Suasana rapat paripurna istimewa peringatan Hari Jadi Bogor ke-542, di Gedung DPRD Kota Bogor, Senin (3/6/2024). (Foto: Dok. ANTARA/Shabrina Zakaria)

bogortraffic.com, KOTA BOGOR – Ketua DPRD Kota Bogor, Atang Trisnanto, menyampaikan refleksi atas pencapaian Kota Bogor dalam rapat paripurna istimewa memperingati Hari Jadi Bogor (HJB) ke-542 yang digelar pada 3 Juni 2024. Acara yang berlangsung di Ruang Rapat Paripurna Gedung DPRD Kota Bogor ini disampaikan sepenuhnya dalam Bahasa Sunda.

Dalam rapat tersebut, Atang menekankan pentingnya penyusunan dan pelaksanaan program pembangunan yang tepat untuk meningkatkan kesejahteraan warga Kota Bogor. Mengusung tema HJB ke-542, “Raharja Gawe Rancage,” yang berarti kesejahteraan warga dapat dicapai melalui program pembangunan dan upaya menuju pelayanan yang lebih baik, Atang menekankan bahwa pencapaian kota harus terus ditingkatkan.

Bacaan Lainnya

“Kita bersyukur atas pencapaian Kota Bogor dalam beberapa hal. Namun, kita juga harus terus berusaha memperbaiki berbagai kekurangan yang ada,” ujar Atang.

Atang menyoroti pentingnya perbaikan pendidikan sebagai langkah awal membangun sumber daya manusia yang berkualitas. Pendidikan yang baik, menurut Atang, akan melahirkan generasi berkualitas baik dari segi keilmuan maupun kepribadian, yang dapat memperbaiki kehidupan di masa depan.

“Pendidikan yang baik juga akan menghasilkan generasi yang dapat memperbaiki kehidupannya di masa depan,” tambahnya.

Selain pendidikan, pembangunan ekonomi juga menjadi prioritas. Atang menekankan pentingnya program ekonomi yang konstruktif untuk mengatasi permasalahan kemiskinan dan sulitnya mendapatkan lapangan kerja, serta mewujudkan peningkatan dan pemerataan kesejahteraan keadilan.

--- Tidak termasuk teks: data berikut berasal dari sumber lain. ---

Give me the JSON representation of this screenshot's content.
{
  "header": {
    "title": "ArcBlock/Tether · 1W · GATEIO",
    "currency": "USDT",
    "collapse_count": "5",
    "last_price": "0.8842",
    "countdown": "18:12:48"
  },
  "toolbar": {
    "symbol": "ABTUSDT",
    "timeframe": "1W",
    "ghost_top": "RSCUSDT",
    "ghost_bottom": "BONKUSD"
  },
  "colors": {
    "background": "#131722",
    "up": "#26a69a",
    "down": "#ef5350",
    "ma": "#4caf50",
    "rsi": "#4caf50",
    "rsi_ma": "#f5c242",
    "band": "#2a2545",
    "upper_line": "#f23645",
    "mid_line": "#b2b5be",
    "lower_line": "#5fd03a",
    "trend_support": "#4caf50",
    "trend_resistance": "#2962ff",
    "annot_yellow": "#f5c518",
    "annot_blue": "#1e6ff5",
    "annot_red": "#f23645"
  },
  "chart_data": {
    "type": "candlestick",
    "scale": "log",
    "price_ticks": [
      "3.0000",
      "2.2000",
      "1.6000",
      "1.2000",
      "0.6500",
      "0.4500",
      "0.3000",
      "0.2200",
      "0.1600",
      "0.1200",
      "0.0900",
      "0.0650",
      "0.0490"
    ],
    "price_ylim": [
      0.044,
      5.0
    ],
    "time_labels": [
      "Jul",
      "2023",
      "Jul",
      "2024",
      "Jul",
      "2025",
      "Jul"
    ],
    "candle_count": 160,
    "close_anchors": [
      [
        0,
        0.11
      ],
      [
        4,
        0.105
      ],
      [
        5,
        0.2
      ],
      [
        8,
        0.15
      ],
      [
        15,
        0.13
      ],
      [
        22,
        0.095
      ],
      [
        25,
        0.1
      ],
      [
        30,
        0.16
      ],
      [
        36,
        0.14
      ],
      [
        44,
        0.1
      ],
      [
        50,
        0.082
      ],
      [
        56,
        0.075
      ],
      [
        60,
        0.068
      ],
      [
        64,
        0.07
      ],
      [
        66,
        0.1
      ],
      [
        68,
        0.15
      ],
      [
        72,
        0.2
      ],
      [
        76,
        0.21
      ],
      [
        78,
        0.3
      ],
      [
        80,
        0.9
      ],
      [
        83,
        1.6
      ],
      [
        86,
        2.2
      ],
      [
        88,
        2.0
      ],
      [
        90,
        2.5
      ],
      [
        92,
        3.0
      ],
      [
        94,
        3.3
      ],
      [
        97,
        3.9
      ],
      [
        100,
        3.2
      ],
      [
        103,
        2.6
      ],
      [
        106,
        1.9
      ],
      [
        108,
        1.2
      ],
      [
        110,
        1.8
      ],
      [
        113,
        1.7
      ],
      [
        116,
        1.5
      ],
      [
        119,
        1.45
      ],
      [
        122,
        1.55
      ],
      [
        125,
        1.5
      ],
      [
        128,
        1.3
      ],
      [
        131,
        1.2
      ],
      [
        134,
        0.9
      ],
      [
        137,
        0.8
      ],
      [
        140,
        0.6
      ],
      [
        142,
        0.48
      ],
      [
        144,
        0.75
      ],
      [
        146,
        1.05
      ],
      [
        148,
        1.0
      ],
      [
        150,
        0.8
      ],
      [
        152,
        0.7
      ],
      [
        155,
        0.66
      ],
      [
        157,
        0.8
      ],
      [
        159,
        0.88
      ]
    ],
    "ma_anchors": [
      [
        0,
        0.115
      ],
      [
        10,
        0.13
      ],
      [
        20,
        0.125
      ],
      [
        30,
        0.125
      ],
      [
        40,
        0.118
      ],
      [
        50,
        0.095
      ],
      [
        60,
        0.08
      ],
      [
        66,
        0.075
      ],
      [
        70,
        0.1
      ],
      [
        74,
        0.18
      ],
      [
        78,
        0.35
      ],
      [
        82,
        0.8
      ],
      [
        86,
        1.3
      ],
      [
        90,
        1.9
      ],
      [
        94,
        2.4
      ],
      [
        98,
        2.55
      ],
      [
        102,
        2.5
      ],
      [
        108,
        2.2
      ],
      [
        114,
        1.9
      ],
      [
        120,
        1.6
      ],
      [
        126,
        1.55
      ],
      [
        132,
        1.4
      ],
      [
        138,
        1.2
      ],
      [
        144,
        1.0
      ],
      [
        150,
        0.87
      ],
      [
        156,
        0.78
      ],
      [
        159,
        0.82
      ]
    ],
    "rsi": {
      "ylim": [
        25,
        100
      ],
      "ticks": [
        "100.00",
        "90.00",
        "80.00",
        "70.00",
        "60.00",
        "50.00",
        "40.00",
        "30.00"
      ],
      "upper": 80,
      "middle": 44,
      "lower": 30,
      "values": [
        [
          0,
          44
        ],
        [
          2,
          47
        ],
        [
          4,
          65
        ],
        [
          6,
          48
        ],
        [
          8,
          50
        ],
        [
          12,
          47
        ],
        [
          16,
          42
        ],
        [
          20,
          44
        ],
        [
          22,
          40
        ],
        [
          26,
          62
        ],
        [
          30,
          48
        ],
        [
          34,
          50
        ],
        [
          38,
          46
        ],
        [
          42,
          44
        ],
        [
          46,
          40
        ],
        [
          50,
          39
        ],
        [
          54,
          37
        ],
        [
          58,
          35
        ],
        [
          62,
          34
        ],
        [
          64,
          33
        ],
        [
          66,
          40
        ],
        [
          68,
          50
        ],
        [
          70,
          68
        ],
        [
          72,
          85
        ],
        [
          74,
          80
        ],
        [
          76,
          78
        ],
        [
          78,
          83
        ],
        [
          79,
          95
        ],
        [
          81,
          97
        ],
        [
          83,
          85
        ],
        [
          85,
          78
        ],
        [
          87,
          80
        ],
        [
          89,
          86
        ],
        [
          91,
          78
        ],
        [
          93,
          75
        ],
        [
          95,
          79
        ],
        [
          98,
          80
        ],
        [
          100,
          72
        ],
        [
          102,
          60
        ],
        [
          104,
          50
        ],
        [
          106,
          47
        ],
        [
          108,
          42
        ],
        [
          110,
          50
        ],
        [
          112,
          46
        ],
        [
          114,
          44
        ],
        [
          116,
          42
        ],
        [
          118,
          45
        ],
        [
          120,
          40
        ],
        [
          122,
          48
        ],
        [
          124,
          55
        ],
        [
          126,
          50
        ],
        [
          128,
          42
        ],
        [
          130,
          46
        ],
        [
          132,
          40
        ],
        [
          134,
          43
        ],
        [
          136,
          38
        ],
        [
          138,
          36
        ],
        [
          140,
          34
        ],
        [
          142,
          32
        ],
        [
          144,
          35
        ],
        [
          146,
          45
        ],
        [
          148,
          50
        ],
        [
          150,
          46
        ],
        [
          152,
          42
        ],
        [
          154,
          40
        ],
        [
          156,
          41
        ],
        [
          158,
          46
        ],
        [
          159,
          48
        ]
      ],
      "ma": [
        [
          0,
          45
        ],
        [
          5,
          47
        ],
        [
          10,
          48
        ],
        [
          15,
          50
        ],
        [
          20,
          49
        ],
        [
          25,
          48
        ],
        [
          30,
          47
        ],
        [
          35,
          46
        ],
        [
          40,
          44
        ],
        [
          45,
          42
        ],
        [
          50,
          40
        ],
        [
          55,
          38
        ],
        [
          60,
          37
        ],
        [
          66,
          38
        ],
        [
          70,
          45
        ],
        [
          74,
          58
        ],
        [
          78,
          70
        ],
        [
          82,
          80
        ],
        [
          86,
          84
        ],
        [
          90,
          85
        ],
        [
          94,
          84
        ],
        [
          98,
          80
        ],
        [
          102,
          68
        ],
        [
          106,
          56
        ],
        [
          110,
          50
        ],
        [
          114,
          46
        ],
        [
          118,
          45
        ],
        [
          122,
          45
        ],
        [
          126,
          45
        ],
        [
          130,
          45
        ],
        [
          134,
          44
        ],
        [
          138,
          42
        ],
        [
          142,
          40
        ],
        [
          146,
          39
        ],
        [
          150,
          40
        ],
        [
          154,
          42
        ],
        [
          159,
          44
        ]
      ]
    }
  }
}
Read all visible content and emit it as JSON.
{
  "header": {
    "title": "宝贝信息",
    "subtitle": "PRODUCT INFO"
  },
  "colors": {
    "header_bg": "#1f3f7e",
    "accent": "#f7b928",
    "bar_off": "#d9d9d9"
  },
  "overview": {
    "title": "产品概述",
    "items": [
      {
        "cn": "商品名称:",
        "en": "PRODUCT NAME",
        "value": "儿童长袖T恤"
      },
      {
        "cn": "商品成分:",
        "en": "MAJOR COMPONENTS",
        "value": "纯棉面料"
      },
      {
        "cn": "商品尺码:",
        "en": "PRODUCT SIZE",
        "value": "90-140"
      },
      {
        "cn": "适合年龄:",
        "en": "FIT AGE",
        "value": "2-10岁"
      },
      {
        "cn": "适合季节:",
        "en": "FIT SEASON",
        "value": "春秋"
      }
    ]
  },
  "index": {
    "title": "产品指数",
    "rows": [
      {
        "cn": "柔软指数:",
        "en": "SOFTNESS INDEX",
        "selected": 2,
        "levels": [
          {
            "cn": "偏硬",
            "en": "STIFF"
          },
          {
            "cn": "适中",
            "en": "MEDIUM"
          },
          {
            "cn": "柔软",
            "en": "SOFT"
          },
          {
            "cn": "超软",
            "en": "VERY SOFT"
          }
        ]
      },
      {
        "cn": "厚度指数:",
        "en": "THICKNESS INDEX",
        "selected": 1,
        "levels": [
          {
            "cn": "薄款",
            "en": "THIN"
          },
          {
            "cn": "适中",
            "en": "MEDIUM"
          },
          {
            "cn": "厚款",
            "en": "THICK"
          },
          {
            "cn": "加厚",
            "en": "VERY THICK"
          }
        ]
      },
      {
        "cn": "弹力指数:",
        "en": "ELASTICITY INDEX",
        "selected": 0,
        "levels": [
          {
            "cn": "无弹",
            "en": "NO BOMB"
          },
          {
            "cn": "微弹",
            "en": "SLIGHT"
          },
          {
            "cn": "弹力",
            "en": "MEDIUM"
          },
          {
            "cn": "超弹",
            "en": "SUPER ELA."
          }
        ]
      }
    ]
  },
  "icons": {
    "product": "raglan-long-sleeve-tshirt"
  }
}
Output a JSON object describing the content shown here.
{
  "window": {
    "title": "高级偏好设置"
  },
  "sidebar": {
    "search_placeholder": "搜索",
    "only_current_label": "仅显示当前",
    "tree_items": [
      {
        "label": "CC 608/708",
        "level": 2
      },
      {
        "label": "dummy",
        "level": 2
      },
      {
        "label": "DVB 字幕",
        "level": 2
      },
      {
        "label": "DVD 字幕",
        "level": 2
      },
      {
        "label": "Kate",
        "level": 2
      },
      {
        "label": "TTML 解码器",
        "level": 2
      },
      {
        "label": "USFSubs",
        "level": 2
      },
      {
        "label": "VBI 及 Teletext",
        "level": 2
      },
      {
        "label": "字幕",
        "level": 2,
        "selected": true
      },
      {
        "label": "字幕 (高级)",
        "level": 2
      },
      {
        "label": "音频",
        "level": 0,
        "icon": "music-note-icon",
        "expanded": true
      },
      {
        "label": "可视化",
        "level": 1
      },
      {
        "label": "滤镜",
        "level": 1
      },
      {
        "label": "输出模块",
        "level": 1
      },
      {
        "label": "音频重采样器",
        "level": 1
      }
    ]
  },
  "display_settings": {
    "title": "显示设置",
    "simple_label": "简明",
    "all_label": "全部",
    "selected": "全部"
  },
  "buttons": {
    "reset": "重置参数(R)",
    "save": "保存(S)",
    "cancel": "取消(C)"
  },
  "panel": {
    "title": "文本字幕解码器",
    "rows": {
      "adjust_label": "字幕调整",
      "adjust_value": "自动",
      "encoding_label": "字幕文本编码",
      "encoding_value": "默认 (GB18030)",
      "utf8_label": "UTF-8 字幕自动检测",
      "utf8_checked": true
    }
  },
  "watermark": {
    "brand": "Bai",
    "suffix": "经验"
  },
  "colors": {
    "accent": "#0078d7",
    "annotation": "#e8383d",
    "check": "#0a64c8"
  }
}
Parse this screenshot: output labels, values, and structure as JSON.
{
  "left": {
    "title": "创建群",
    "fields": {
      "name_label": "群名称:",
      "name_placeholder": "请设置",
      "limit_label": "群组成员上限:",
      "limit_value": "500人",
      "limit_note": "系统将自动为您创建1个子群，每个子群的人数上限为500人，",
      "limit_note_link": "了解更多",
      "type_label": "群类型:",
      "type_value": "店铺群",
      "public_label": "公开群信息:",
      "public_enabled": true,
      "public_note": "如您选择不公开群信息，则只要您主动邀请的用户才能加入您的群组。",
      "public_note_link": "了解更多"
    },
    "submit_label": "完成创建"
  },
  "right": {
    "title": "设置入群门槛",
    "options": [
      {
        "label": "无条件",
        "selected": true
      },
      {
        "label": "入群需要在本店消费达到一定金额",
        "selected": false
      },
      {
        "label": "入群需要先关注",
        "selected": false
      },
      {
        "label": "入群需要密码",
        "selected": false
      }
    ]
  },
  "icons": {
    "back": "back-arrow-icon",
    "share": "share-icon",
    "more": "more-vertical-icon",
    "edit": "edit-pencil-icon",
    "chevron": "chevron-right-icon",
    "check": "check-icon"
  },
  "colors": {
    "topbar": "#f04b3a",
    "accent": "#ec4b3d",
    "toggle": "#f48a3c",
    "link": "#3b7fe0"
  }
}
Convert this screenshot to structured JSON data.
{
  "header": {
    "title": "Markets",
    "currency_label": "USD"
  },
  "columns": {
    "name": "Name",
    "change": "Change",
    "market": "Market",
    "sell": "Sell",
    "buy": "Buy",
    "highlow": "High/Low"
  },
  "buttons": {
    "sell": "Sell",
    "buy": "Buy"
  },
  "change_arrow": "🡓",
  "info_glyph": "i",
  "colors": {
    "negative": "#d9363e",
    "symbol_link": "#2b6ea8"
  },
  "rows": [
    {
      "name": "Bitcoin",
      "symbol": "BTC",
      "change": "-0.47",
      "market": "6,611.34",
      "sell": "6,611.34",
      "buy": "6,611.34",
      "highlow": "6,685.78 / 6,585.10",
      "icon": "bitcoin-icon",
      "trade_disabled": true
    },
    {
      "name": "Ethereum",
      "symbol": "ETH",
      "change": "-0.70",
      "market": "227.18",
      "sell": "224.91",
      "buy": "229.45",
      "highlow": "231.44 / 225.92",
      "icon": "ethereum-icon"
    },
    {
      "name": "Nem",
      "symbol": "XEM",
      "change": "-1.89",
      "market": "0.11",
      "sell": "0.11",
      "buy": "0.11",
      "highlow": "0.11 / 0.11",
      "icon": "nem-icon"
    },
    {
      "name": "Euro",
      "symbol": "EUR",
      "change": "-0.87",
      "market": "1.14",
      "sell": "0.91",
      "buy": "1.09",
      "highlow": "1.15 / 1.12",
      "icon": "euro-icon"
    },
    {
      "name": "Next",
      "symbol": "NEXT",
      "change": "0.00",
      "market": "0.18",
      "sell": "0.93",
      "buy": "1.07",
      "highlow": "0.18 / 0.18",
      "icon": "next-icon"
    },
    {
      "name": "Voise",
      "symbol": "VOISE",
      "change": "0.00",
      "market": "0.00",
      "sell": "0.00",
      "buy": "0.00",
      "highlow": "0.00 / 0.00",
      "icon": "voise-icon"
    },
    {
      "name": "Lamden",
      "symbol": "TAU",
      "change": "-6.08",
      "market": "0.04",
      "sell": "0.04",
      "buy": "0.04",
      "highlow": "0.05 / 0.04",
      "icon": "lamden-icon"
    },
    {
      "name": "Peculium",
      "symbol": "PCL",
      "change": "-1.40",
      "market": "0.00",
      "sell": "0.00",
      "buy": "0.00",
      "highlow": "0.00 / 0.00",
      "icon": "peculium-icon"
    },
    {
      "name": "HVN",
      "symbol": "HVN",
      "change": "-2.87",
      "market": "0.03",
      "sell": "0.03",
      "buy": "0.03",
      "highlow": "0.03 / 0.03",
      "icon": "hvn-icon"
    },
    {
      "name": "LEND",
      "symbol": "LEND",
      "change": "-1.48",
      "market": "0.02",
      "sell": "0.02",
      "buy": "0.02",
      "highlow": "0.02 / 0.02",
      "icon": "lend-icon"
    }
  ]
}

“Program pembangunan harus dirasakan oleh seluruh wilayah dan seluruh warga Kota Bogor. Itulah substansi dari pemerataan kesejahteraan dan keadilan,” tegas Atang.

Atang juga menekankan bahwa program-program pembangunan harus mengedepankan nilai sosial budaya dan lingkungan. Kearifan lokal, budaya gotong royong, kebersamaan dan kerukunan masyarakat, serta kelestarian lingkungan harus menjadi inti dari setiap program pembangunan.

“Oleh karena itu, mari kita satukan gerak langkah perencanaan dan pelaksanaan pembangunan melalui kinerja yang lebih baik agar terwujud Kota Bogor yang nyaman, aman, lestari, maju, dan sejahtera,” tutup Atang.